One of the most important factors in building a startup company, Phillips said, "is to know exactly what problem you're going to solve for your customers.

"When we go in to pitch our product and service, you learn that you have to be very quick and get right to the point when pitching your company," he said. "You have to tell them the problem you're going to solve for them. You have to know where their pain is, and how to get rid of it."

Phillips offered some sound advice for would-be entrepreneurs: 'Raise as much capital as you can because your budget plan is probably wrong and startup costs very often are twice what you thought they would be."

Although Beck Properties was started by Greg Beck, Justin Beck's father, more than 30 years ago, Justin engaged his entrepreneurial spirit and has expanded the business model of the company, and has added an insurance company to its portfolio.

Beck agreed with Phillips about having sufficient capital in hand before launching a new company.

"You have to have more money that you think you'll need," he said. "You've got to have a healthy margin of safety. Think optimistically, but plan pessimistically."

Earlier Friday, EntreCon attendees, gathered at the renovated historic Rex Theater, now owned by Harvest Church, heard from venture capital expert Chuck Dieveney. Dieveney’s firm bought a majority share of Studer Group in 2011 for $217 million.

{{business_name}}Chuck Dieveney, managing director of Juggernaut Capital Partners, was the opening speaker for the EntreCon seminar Friday morning at The Rex Theatre.

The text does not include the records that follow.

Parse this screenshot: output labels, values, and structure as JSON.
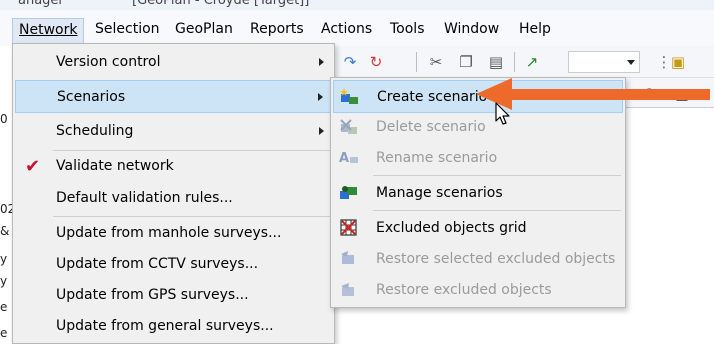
{
  "window": {
    "title_left": "anager",
    "title_right": "[GeoPlan - Croyde [Target]]"
  },
  "menubar": {
    "items": [
      {
        "label": "Network",
        "active": true
      },
      {
        "label": "Selection"
      },
      {
        "label": "GeoPlan"
      },
      {
        "label": "Reports"
      },
      {
        "label": "Actions"
      },
      {
        "label": "Tools"
      },
      {
        "label": "Window"
      },
      {
        "label": "Help"
      }
    ]
  },
  "network_menu": {
    "items": [
      {
        "label": "Version control",
        "submenu": true
      },
      {
        "label": "Scenarios",
        "submenu": true,
        "highlighted": true
      },
      {
        "label": "Scheduling",
        "submenu": true
      },
      {
        "label": "Validate network",
        "checked": true
      },
      {
        "label": "Default validation rules..."
      },
      {
        "label": "Update from manhole surveys..."
      },
      {
        "label": "Update from CCTV surveys..."
      },
      {
        "label": "Update from GPS surveys..."
      },
      {
        "label": "Update from general surveys..."
      }
    ]
  },
  "scenarios_menu": {
    "items": [
      {
        "label": "Create scenario",
        "icon": "create-scenario-icon",
        "highlighted": true
      },
      {
        "label": "Delete scenario",
        "icon": "delete-scenario-icon",
        "disabled": true
      },
      {
        "label": "Rename scenario",
        "icon": "rename-scenario-icon",
        "disabled": true
      },
      {
        "label": "Manage scenarios",
        "icon": "manage-scenarios-icon"
      },
      {
        "label": "Excluded objects grid",
        "icon": "excluded-objects-grid-icon"
      },
      {
        "label": "Restore selected excluded objects",
        "icon": "restore-selected-icon",
        "disabled": true
      },
      {
        "label": "Restore excluded objects",
        "icon": "restore-excluded-icon",
        "disabled": true
      }
    ]
  },
  "left_edge": {
    "glyphs": [
      "0",
      "02",
      "&",
      "y",
      "y",
      "e",
      "e"
    ]
  },
  "colors": {
    "highlight": "#cde4f7",
    "menu_bg": "#f0f0f0",
    "callout_arrow": "#ee6a2b",
    "check": "#c8102e"
  }
}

Chuck Dieveney, managing director of Juggernaut Capital Partners, was the opening speaker for the EntreCon seminar Friday morning at The Rex Theatre.

The firm sold Studer Group, founded by Quint Studer as a healthcare consulting firm in 1998, this year to Chicago-based Huron Consulting Group for $325 million.

A principal in the Maryland-based Juggernaut Capital Partners, Dieveney said that  startup companies searching for seed money, or an investment from a venture capital firm, must have five, verifiable features:

1) Extremely strong customer relationships.

2) Involved in a strong market poised for more growth.

3) Be very profitable.

4) Competitive in the market in which they exist.

5) Strong CEO and management team.

Dieveney also explained the difference between a loan from a bank or other lending institution, and an investment by a venture capital firm.

"If you get a loan from a bank for, say $2 million, the bank is going to want one thing: Their money back," he said. "A venture capital company only makes money if your company increases in value."

Although a business owner may have to give up some, or a large percentage of, control of their company, having a venture capital firm on board "gives you another set of eyes watching over your business.

"A venture capital firm helps you see around the corner and anticipate the next challenges you will face," Dieveney said.

He also shared some advice, similar to advise heard from several others speakers over EntreCon’s two days.

"Decide on your true dreams and goals. Be persistent, and work hard. Never stop learning," he said. "It's hard to beat a person who never gives up, and winners never give up."